The Organizing Committee would like to welcome you to the International Symposium on Polymer Therapeutics to be held in Valencia. This series of meetings traditionally provides an excellent forum for the free discussion of the latest developments in the emerging field of Polymer Therapeutics.
In particular, the program has been arranged to emphasize the importance of collaboration between the basic disciplines of chemistry, biology, and pharmaceutical science with industrial development in order to transfer exciting novel concepts from the laboratory into routine clinical use.
The term “Polymer Therapeutics” is used to include inherently biologically active polymeric drugs and polymeric sequestrants, polymer-protein and polymer-drug conjugates, block copolymer micelles, and the supramolecular assemblies that form multi-component polyplexes designed to promote cytosolic delivery of genes, siRNAs, and proteins.

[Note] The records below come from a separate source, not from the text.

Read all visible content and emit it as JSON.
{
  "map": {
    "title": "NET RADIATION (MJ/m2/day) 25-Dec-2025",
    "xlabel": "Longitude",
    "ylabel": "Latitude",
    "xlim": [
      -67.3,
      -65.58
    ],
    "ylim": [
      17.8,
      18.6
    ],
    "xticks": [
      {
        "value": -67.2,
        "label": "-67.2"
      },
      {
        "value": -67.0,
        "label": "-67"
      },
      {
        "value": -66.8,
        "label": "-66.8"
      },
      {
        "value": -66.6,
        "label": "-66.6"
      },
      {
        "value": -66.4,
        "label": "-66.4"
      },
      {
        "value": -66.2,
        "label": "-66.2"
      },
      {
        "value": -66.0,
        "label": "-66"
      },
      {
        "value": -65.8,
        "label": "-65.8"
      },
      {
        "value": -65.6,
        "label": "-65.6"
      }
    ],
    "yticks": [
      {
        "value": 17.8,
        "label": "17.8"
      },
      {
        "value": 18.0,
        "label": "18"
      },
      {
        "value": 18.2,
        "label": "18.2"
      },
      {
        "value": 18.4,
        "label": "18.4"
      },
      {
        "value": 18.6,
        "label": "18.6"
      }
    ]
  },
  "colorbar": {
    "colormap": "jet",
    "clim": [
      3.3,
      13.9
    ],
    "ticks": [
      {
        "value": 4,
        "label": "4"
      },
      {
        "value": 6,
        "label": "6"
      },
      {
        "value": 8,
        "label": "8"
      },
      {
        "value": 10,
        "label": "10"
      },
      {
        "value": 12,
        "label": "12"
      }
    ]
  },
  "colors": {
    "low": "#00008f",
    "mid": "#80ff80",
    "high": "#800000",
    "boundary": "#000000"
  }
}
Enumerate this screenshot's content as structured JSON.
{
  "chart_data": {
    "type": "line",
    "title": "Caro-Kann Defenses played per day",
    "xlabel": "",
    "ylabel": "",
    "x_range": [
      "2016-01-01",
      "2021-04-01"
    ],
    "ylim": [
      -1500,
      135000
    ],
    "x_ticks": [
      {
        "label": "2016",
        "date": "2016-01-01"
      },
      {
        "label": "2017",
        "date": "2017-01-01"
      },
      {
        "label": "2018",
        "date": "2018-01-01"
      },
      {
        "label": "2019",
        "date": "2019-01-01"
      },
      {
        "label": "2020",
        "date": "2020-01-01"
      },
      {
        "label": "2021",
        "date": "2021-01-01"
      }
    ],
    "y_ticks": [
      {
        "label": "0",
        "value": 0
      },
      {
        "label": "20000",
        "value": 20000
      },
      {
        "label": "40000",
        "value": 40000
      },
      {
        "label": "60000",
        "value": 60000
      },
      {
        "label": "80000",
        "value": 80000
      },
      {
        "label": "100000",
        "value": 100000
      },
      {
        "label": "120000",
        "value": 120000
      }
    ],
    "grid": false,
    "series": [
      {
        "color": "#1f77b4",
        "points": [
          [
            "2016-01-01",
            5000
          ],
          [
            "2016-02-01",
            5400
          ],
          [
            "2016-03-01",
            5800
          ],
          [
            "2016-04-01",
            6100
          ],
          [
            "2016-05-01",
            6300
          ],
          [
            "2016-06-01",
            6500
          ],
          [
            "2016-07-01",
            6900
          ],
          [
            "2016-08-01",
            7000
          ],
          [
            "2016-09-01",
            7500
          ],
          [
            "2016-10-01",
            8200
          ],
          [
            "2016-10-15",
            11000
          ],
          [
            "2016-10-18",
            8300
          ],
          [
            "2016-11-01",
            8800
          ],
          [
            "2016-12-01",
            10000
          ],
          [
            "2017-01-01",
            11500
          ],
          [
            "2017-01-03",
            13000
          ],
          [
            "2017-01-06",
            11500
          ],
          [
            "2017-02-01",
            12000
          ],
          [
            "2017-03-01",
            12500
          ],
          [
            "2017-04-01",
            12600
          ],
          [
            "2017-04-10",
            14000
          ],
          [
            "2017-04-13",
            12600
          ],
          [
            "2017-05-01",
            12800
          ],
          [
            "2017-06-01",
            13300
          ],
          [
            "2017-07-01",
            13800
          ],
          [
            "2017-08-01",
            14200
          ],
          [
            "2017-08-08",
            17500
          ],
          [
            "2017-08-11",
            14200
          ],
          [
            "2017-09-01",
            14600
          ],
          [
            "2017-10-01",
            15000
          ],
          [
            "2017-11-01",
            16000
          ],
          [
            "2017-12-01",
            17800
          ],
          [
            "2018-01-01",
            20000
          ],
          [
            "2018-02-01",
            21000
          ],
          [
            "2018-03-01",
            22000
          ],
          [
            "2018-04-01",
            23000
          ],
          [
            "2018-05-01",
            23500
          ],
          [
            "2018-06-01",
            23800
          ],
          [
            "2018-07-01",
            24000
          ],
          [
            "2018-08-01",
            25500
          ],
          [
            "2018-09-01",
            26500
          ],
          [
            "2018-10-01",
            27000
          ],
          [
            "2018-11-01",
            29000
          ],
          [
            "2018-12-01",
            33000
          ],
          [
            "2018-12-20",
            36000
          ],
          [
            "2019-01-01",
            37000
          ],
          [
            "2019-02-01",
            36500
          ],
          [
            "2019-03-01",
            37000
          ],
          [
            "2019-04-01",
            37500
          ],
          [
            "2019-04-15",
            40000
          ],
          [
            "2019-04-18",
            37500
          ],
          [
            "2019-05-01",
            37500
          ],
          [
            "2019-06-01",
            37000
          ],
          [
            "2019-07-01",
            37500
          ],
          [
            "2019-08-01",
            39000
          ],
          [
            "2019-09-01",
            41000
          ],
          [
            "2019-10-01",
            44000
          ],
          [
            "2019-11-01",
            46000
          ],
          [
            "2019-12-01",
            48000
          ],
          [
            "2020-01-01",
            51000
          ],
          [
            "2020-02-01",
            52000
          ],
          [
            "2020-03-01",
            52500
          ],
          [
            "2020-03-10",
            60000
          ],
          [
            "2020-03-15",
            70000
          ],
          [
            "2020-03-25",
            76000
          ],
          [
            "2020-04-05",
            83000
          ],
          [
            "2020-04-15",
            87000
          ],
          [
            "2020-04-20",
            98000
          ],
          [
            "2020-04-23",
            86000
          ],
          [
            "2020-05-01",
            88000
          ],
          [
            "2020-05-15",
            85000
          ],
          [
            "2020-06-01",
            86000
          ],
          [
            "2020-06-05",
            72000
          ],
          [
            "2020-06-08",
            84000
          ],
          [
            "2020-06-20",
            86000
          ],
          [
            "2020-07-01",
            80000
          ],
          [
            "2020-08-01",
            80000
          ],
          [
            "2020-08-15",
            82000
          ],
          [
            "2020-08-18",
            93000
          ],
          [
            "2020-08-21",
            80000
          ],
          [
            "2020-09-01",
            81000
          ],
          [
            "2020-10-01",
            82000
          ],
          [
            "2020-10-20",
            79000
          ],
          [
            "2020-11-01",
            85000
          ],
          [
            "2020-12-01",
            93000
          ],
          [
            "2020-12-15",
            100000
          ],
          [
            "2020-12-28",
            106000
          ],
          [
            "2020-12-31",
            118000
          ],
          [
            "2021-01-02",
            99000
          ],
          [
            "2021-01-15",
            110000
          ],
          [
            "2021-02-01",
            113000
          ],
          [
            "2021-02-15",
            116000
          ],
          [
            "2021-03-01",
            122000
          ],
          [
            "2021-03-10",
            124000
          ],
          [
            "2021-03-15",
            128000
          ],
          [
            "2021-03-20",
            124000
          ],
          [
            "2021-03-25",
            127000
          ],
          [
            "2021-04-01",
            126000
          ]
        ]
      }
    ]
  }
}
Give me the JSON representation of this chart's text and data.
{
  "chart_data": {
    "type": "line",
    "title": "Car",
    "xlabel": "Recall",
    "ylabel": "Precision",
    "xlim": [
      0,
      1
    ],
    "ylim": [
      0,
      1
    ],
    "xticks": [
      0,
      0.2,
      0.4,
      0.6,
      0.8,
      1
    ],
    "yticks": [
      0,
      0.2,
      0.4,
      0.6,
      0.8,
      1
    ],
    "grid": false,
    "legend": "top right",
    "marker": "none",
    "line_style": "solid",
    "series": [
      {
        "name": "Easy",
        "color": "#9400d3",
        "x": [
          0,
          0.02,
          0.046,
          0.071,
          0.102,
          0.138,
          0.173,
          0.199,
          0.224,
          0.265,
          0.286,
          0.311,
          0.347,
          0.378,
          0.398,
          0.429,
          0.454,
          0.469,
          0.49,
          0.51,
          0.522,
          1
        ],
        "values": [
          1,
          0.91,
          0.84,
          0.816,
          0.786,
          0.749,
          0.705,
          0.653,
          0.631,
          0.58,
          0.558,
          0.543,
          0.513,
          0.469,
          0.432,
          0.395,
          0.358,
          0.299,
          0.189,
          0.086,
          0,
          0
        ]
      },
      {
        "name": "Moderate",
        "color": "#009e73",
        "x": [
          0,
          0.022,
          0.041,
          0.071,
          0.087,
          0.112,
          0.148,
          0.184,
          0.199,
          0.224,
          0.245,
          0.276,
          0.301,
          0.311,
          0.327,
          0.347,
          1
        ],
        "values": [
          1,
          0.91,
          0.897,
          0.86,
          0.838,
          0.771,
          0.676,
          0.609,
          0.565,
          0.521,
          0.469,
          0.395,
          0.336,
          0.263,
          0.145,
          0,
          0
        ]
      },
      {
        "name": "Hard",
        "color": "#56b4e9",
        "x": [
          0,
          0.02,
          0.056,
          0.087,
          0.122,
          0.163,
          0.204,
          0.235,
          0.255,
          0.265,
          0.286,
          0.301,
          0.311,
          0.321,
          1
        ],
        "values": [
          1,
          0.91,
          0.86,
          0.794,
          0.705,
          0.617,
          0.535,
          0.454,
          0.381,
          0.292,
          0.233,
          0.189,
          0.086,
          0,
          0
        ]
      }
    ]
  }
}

Polymer Therapeutics can be considered amongst the most successful first generation "Nanomedicines". A growing number of such products have been approved by regulatory authorities for routine clinical use and others are progressing through clinical trials as single agents or as components of combination therapy regimes. They are used as treatments for cancer, infectious diseases, multiple sclerosis, arthritis, and age-related degeneration. Additionally, an increasing number of constructs are entering pre-clinical and early clinical development.
In 2007, Polymer Therapeutics had an estimated annual market value of > 5 billion US $. As we enter the 21st Century as clinical applications broaden to include treatments for infectious and inflammatory diseases, tissue repair and regeneration, and diseases of the ageing population an ever increasing amount of Polymer Therapeutics are being developed to address these diseases.
Both natural and synthetic polymers are being used, and sophisticated synthetic chemistry is leading to complex three-dimensional polymeric architectures, including dendrimers and dendronized polymers. This complexity at the molecular level and heterogeneity of conjugate structure presents many challenges in terms of validated chemical characterization.
There is also a need to ensure acceptable safety for all new polymers depending on their route, frequency, and dose of administration. These polymers are being developed as components of non-viral vectors for delivery of genes, siRNAs and proteins, and there is growing awareness of the need for detailed understanding of intracellular trafficking to facilitate design molecular target-specific polymer directed therapies.
Unlike other Drug Delivery Symposia that have a broader remit, this unique conference series was specifically established to provide a forum for interdisciplinary exchange of state-of-the-art techniques and advances in knowledge relating to the design, clinical development and commercialization of "Polymer Therapeutics". These hybrid systems are the first "Nanomedicines" in action.